I was so excited to open my box and discover the main ingredients were Southern. This was definitely in my wheelhouse! I loved cooking along with the chefs but also learned something very important: it kinda doesn’t matter when it comes to pasta. Some of the ingredients were compromised in transit (Barilla totally made good on the error – thank you) but I learned the best way to cook with pasta is to simply throw in whatever you’ve got. That’s why this recipe post is less recipe, more inspo.
Start by boiling pasta. We were using rigotoni and the wide tubes were perfect – and necessary – for capturing the sauce, which was less sauce, more roughly chopped veggies. While water boiled/pasta cooked, I got the “sauce” ready. I started by sautéing red onion in butter. Red onion is usually not my thing, but I enjoy it when you cook it down to death like this. When it’s just about done, add some chopped zucchini. We had some leftover mushrooms so they went in the pan as well…why not?! Once those veggies are nice and soft, you can add the succotash ingredients: lima beans, corn, and chopped tomato. I used leftover cooked corn (canned works great) and canned lima beans. Since these ingredients were already cooked, you don’t need to add them til your onions/zucchini are done. Next add in collard greens and here’s my biggest tip: use leftover collards! Don’t waste time cooking them down, which takes forever. We had eaten bbq the night before and ordered extra collards that I just saved in the fridge. This meant they were already seasoned and delicious, thanks to the bacon/ham hock they were cooked with. Since my dad accidentally threw away the special seasoning that had been included in our box, the seasoning from the collards gave this dish tons of it’s flavor. The parmesan from our box sat outside a bit too long so I used leftover cotija from the previous Taco Tuesday, knowing that we really just needed a firm or semi firm salty cheese for this dish. Finally, I added a bit of reserved pasta water and some fresh parsley and VOILA.
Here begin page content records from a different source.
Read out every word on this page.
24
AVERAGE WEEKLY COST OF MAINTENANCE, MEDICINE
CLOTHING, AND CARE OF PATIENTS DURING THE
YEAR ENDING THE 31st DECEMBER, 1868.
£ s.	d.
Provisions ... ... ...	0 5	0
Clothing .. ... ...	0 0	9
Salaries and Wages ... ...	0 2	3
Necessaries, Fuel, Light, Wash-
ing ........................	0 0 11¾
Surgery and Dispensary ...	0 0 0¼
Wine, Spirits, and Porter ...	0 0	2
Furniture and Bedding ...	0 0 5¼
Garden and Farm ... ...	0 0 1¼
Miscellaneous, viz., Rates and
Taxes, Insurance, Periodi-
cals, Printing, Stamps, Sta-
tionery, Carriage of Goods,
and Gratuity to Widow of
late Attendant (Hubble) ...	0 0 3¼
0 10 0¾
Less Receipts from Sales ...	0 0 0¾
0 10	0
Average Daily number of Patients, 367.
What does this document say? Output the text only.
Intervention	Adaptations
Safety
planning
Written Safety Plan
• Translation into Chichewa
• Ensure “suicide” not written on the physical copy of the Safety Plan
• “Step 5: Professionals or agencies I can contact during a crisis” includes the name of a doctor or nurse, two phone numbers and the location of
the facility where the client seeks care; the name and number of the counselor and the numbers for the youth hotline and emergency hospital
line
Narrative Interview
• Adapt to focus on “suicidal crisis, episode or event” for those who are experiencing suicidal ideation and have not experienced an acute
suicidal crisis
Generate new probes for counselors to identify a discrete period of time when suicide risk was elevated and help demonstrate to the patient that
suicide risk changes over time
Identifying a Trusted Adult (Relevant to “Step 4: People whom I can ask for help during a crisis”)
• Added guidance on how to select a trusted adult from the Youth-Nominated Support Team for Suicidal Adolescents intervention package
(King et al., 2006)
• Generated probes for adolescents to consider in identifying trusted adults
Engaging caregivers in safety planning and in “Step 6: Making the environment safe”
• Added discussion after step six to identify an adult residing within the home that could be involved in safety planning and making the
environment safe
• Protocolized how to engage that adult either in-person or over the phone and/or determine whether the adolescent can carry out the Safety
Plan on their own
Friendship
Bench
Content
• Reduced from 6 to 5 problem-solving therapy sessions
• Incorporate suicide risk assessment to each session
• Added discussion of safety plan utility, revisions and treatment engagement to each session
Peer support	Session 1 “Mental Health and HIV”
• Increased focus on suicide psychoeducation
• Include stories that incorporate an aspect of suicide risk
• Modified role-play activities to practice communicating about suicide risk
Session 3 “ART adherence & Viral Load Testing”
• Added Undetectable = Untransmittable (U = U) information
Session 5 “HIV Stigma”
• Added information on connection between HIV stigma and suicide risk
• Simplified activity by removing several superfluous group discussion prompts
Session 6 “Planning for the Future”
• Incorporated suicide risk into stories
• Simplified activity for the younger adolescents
So much of this dish was created on the fly and I’m not at all mad about it. There were so many hardy veggies that this was super satisfying. Everyone seemed to love it (my Dad requested seconds) and I loved that I was able to go off script a bit. And I looooved that I could use up all the leftover in the fridge for this one.
I JUST REALIZED SOMETHING. Growing up, I would often order the veggie plate at restaurants. In the South, any waitress at a bbq or traditional meat and three restaurant knows what that means. [I now know] in the North…not so much. So let me educate you. A veggie plate just means a plate of sides. Instead of ordering a bbq sandwich and two sides, for instance, you simply choose three items from the sides section. A very common order (for me) would be mac and cheese, collards, and succotash. This is that order all rolled into one dish. Yesssssss.
One more thing…inside my ingredient box was the handiest dandiest Pasta Builder guide from Barilla. It really underscored the idea that you can make an amazing dish with whatever you have hanging around in your pantry/fridge but I also loved how it was organized. There was a pasta builder recipe for every type of cuisine imaginable (French, Caribbean, Korean, Italian, Japanese, regions of the US – you name it!) and for each one, you start at the bottom and work your way up: choose a pasta shape, pick a protein, add in a relevant veggie, include a sauce common to that region, give it some toppings. I love that each step had several options but still kept you in the “lane” of that cuisine. It’s basically a choose your own adventure for cooking, and it may just be the cookbook of the future.